Combustion Research Facility, Sandia National Laboratories, Livermore, California 94551, United States.
Center for Computing Research, Sandia National Laboratories, Albuquerque, New Mexico 87185, United States.
J Chem Inf Model. 2023 Apr 24;63(8):2281-2295. doi: 10.1021/acs.jcim.2c01617. Epub 2023 Apr 12.
This paper focuses on the development of multifidelity modeling approaches using neural network surrogates, where training data arising from multiple model forms and resolutions are integrated to predict high-fidelity response quantities of interest at lower cost. We focus on the context of quantum chemistry and the integration of information from multiple levels of theory. Important foundations include the use of symmetry function-based atomic energy vector constructions as feature vectors for representing structures across families of molecules and single-fidelity neural network training capabilities that learn the relationships needed to map feature vectors to potential energy predictions. These foundations are embedded within several multifidelity topologies that decompose the high-fidelity mapping into model-based components, including sequential formulations that admit a general nonlinear mapping across fidelities and discrepancy-based formulations that presume an additive decomposition. Methodologies are first explored and demonstrated on a pair of simple analytical test problems and then deployed for potential energy prediction for CH using B2PLYP-D3/6-311++G(d,p) for high-fidelity simulation data and Hartree-Fock 6-31G for low-fidelity data. For the common case of limited access to high-fidelity data, our computational results demonstrate that multifidelity neural network potential energy surface constructions achieve roughly an order of magnitude improvement, either in terms of test error reduction for equivalent total simulation cost or reduction in total cost for equivalent error.

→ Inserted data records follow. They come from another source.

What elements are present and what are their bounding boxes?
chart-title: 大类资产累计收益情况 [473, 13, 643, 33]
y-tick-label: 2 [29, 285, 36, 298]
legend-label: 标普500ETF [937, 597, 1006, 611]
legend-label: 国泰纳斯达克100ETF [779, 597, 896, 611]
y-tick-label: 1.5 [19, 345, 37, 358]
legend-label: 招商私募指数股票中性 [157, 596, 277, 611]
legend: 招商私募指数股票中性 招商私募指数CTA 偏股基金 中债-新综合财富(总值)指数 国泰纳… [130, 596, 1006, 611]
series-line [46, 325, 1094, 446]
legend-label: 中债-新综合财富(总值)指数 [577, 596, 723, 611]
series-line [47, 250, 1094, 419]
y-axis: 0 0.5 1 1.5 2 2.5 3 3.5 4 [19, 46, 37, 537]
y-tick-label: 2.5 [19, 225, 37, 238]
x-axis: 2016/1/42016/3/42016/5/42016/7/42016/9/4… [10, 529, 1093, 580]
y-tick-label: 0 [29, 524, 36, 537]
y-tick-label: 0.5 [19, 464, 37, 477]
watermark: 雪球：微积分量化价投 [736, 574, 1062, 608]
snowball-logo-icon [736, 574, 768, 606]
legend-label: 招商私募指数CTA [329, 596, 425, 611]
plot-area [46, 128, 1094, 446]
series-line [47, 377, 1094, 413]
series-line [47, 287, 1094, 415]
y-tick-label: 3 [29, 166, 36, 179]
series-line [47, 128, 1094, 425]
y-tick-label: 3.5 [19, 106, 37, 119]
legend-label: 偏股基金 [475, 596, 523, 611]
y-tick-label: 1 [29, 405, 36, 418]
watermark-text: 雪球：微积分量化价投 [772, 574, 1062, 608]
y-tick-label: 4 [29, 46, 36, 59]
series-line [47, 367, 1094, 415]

本文专注于使用神经网络代理开发多保真建模方法,其中整合了来自多种模型形式和分辨率的训练数据,以更低的成本预测高保真感兴趣的响应量。我们专注于量子化学的背景和来自多个理论层次的信息的整合。重要的基础包括使用基于对称函数的原子能量向量构造作为特征向量,以表示分子家族和单保真神经网络训练能力中的结构,这些能力学习将特征向量映射到势能预测所需的关系。这些基础嵌入在几种多保真拓扑结构中,将高保真映射分解为基于模型的组件,包括允许跨保真度的一般非线性映射的顺序公式和假定附加分解的差异公式。方法首先在一对简单的分析测试问题上进行了探索和演示,然后部署用于 CH 的势能预测,对于高保真模拟数据使用 B2PLYP-D3/6-311++G(d,p),对于低保真数据使用 Hartree-Fock 6-31G。对于访问高保真数据有限的常见情况,我们的计算结果表明,多保真神经网络势能表面构造在等效总模拟成本的测试误差减少或等效误差的总成本减少方面,都取得了大约一个数量级的改进。